Kepala Polres Garut, AKBP Budi Satria Wiguna membantah tudingan pernah memerintahkan jajaran kapolsek untuk menggalang dukungan kepada Jokowi-Ma'ruf Amin. Dia menegaskan, pengumpulan jajaran Kapolsek di Mapolres biasa dilakukan setiap bulan untuk memetakan potensi kerawanan.
Budi menghubungkan kinerja Polres Garut yang biasa mengawal penyelenggaraan Pilkada serentak. "Kalau dari pengakuannya mengarahkan, saya tidak pernah mengarahkan," ujarnya kepada wartawan, Minggu (31/3).
"Kapolsek kumpul di Polres itu kan sudah menjadi tanggung jawab Polres untuk operasional, setiap bulan dilaksanakan. Itu pun hanya ke arah mapping kerawanan," lanjutnya.
Dia menjelaskan, di wilayah hukumnya ada 33 Polsek dan 42 kecamatan. Dari analisis yang dilakukan, Kabupaten Garut memiliki potensi kerawanan yang cukup tinggi selama Pemilu 2019.
Hal inilah yang membuat polisi kerap melaksanakan kegiatan sambang desa, bakti sosial, termasuk kegiatan keagamaan di tengah masyarakat. Semua itu diklaim sebagai salah satu cara menjaga komunikasi dan pendekatan untuk menjaga keamanan.
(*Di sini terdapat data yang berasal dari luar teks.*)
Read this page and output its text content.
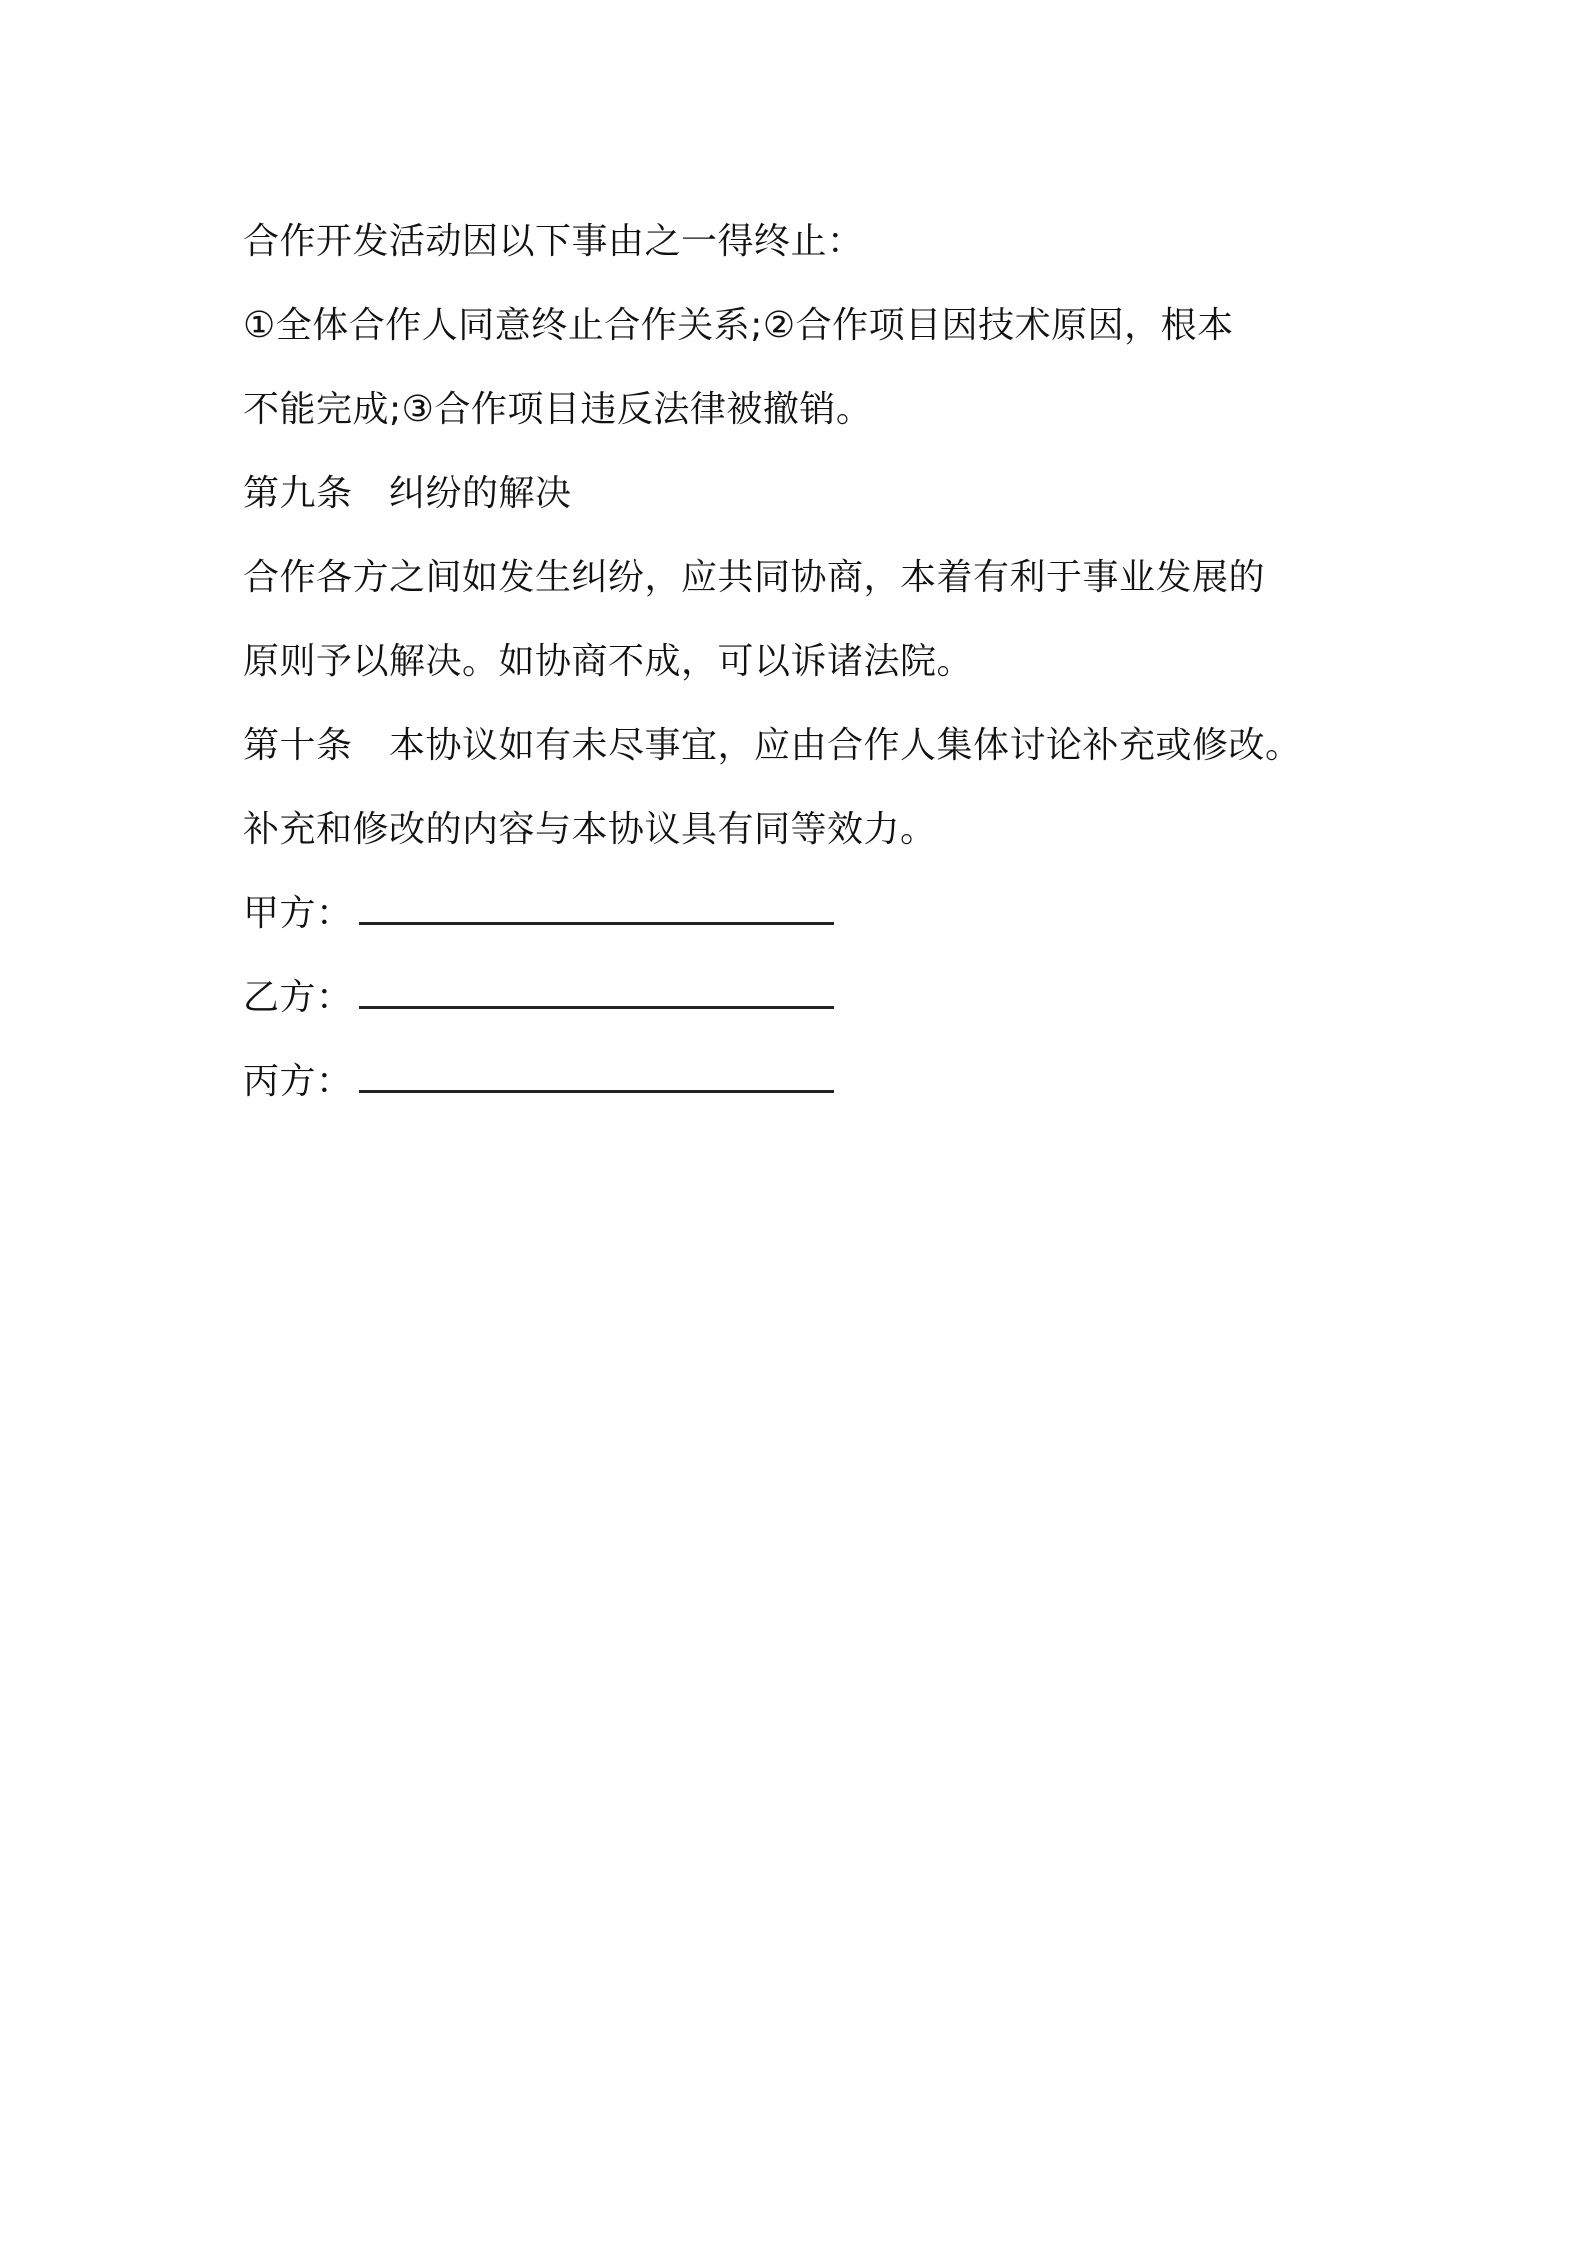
合作开发活动因以下事由之一得终止：
①全体合作人同意终止合作关系;②合作项目因技术原因，根本
不能完成;③合作项目违反法律被撤销。
第九条　纠纷的解决
合作各方之间如发生纠纷，应共同协商，本着有利于事业发展的
原则予以解决。如协商不成，可以诉诸法院。
第十条　本协议如有未尽事宜，应由合作人集体讨论补充或修改。
补充和修改的内容与本协议具有同等效力。
甲方：
乙方：
丙方：
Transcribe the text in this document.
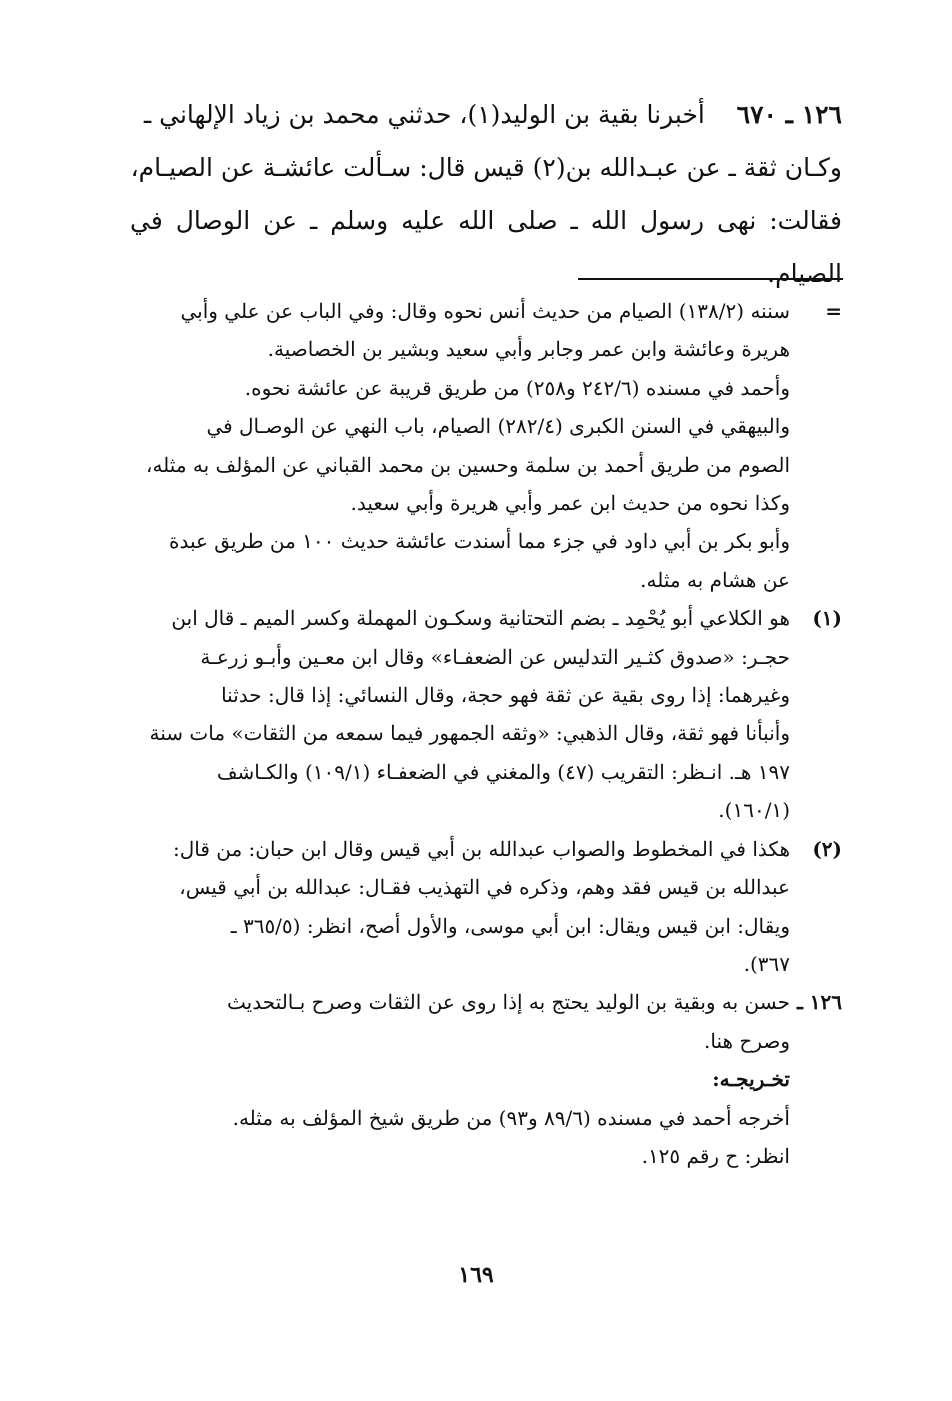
١٢٦ ـ ٦٧٠    أخبرنا بقية بن الوليد(١)، حدثني محمد بن زياد الإلهاني ـ

وكـان ثقة ـ عن عبـدالله بن(٢) قيس قال: سـألت عائشـة عن الصيـام،

فقالت: نهى رسول الله ـ صلى الله عليه وسلم ـ عن الوصال في الصيام.

=

سننه (١٣٨/٢) الصيام من حديث أنس نحوه وقال: وفي الباب عن علي وأبي

هريرة وعائشة وابن عمر وجابر وأبي سعيد وبشير بن الخصاصية.

وأحمد في مسنده (٢٤٢/٦ و٢٥٨) من طريق قريبة عن عائشة نحوه.

والبيهقي في السنن الكبرى (٢٨٢/٤) الصيام، باب النهي عن الوصـال في

الصوم من طريق أحمد بن سلمة وحسين بن محمد القباني عن المؤلف به مثله،

وكذا نحوه من حديث ابن عمر وأبي هريرة وأبي سعيد.

وأبو بكر بن أبي داود في جزء مما أسندت عائشة حديث ١٠٠ من طريق عبدة

عن هشام به مثله.

(١)

هو الكلاعي أبو يُحْمِد ـ بضم التحتانية وسكـون المهملة وكسر الميم ـ قال ابن

حجـر: «صدوق كثـير التدليس عن الضعفـاء» وقال ابن معـين وأبـو زرعـة

وغيرهما: إذا روى بقية عن ثقة فهو حجة، وقال النسائي: إذا قال: حدثنا

وأنبأنا فهو ثقة، وقال الذهبي: «وثقه الجمهور فيما سمعه من الثقات» مات سنة

١٩٧ هـ. انـظر: التقريب (٤٧) والمغني في الضعفـاء (١٠٩/١) والكـاشف

(١٦٠/١).

(٢)

هكذا في المخطوط والصواب عبدالله بن أبي قيس وقال ابن حبان: من قال:

عبدالله بن قيس فقد وهم، وذكره في التهذيب فقـال: عبدالله بن أبي قيس،

ويقال: ابن قيس ويقال: ابن أبي موسى، والأول أصح، انظر: (٣٦٥/٥ ـ

٣٦٧).

١٢٦ ـ

حسن به وبقية بن الوليد يحتج به إذا روى عن الثقات وصرح بـالتحديث

وصرح هنا.

تخـريجـه:

أخرجه أحمد في مسنده (٨٩/٦ و٩٣) من طريق شيخ المؤلف به مثله.

انظر: ح رقم ١٢٥.

١٦٩
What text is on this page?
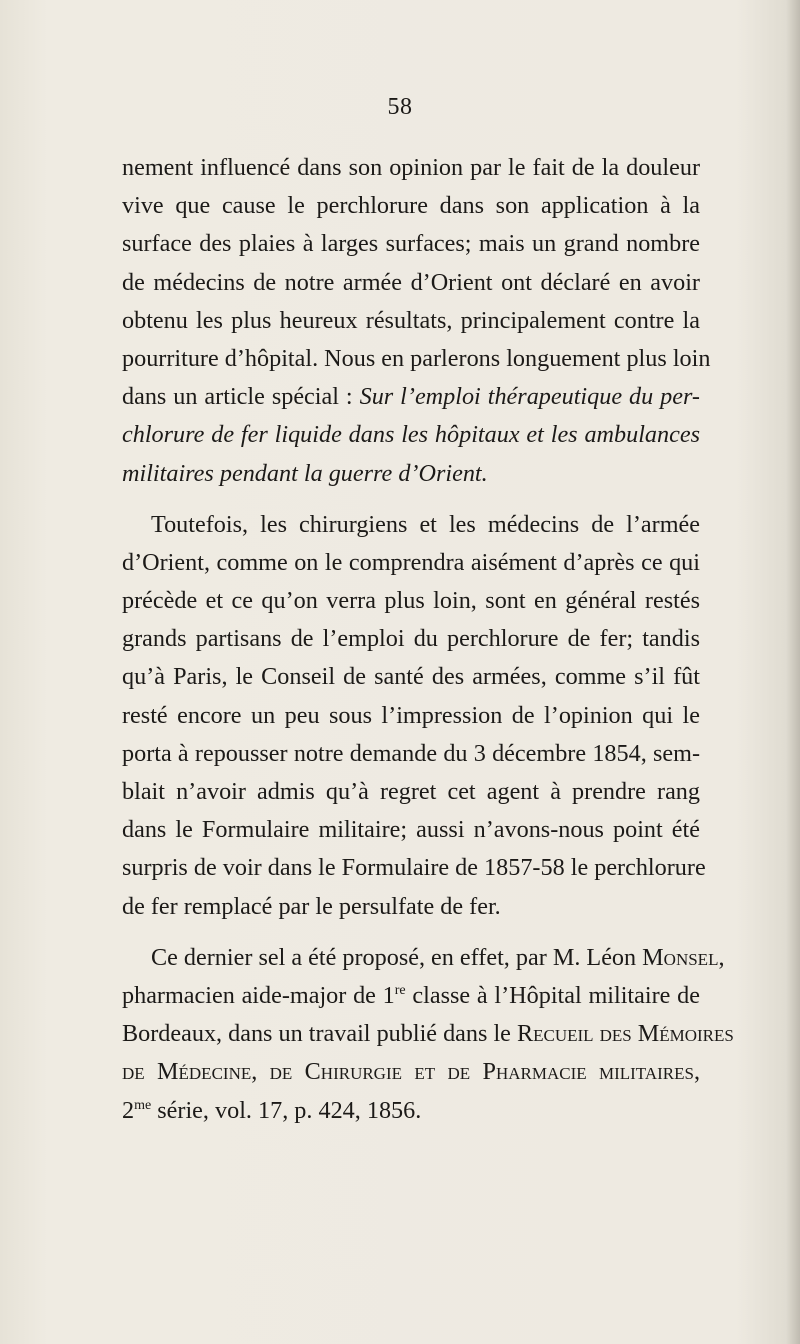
58
nement influencé dans son opinion par le fait de la douleur
vive que cause le perchlorure dans son application à la
surface des plaies à larges surfaces; mais un grand nombre
de médecins de notre armée d’Orient ont déclaré en avoir
obtenu les plus heureux résultats, principalement contre la
pourriture d’hôpital. Nous en parlerons longuement plus loin
dans un article spécial : Sur l’emploi thérapeutique du per-
chlorure de fer liquide dans les hôpitaux et les ambulances
militaires pendant la guerre d’Orient.
Toutefois, les chirurgiens et les médecins de l’armée
d’Orient, comme on le comprendra aisément d’après ce qui
précède et ce qu’on verra plus loin, sont en général restés
grands partisans de l’emploi du perchlorure de fer; tandis
qu’à Paris, le Conseil de santé des armées, comme s’il fût
resté encore un peu sous l’impression de l’opinion qui le
porta à repousser notre demande du 3 décembre 1854, sem-
blait n’avoir admis qu’à regret cet agent à prendre rang
dans le Formulaire militaire; aussi n’avons-nous point été
surpris de voir dans le Formulaire de 1857-58 le perchlorure
de fer remplacé par le persulfate de fer.
Ce dernier sel a été proposé, en effet, par M. Léon Monsel,
pharmacien aide-major de 1re classe à l’Hôpital militaire de
Bordeaux, dans un travail publié dans le Recueil des Mémoires
de Médecine, de Chirurgie et de Pharmacie militaires,
$2^{me}$ série, vol. 17, p. 424, 1856.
Di setiap kesempatan dalam acara, dia mengaku hanya mengajak agar senantiasa menciptakan suasana aman dan damai selama Pemilu 2019. Selain itu, memetakan potensi konflik yang bisa terjadi di tengah masyarakat. Hal itu didasarkan pada peristiwa pembakaran bendera yang menjadi lambang salah satu agama.
"Beberapa kejadian di sini cukup menghebohkan, terakhir pembakaran bendera. Itu yang menjadi pengalaman kita supaya tidak kembali terjadi," tegasnya.
Menurutnya, koordinasi dengan Polsek maupun masyarakat harus selalu dilakukan mengingat anggotanya tidak akan bisa menjaga Tempat Pemungutan Suara (TPS) secara maksimal karena terkendala jumlahnya yang kurang ideal.
Untuk mengantisipasi kericuhan, pihaknya menerapkan sistem per zona. Contohnya, di satu desa yang terdapat lima TPS dijaga oleh anggota Polri.
Disinggung mengenai pencopotan kepada AKP Sulman Aziz, dia berdalih kebijakan tersebut adalah hal wajar dalam institusi Polri. Lagipula, yang bersangkutan sudah menduduki jabatan kapolsek selama dua tahun.
"Wewenang kapolsek mutasi itu dari Polda bukan Polres," katanya.
Dihubungi terpisah, Kabid Humas Polda Jawa Barat, Kombes Trunoyudo Wisnu Andiko menyatakan bahwa semua jabatan di tubuh Polri memiliki batasan dan tidak mungkin selamanya serta berlandaskan aturan.
"Aturan dalam UU nomor 2 tahun 2002 tentang kepolisian negara RI pada pasal 28 sudah terkandung posisi Polri harus Netral pada ayat 1 dan 2," jelas melalui pesan singkat.
Trunoyudo menegaskan bahwa tudingan terkait mobilisasi mendukung Jokowi di Pilpres tidak mendasar. "Tidak benar," ucapnya.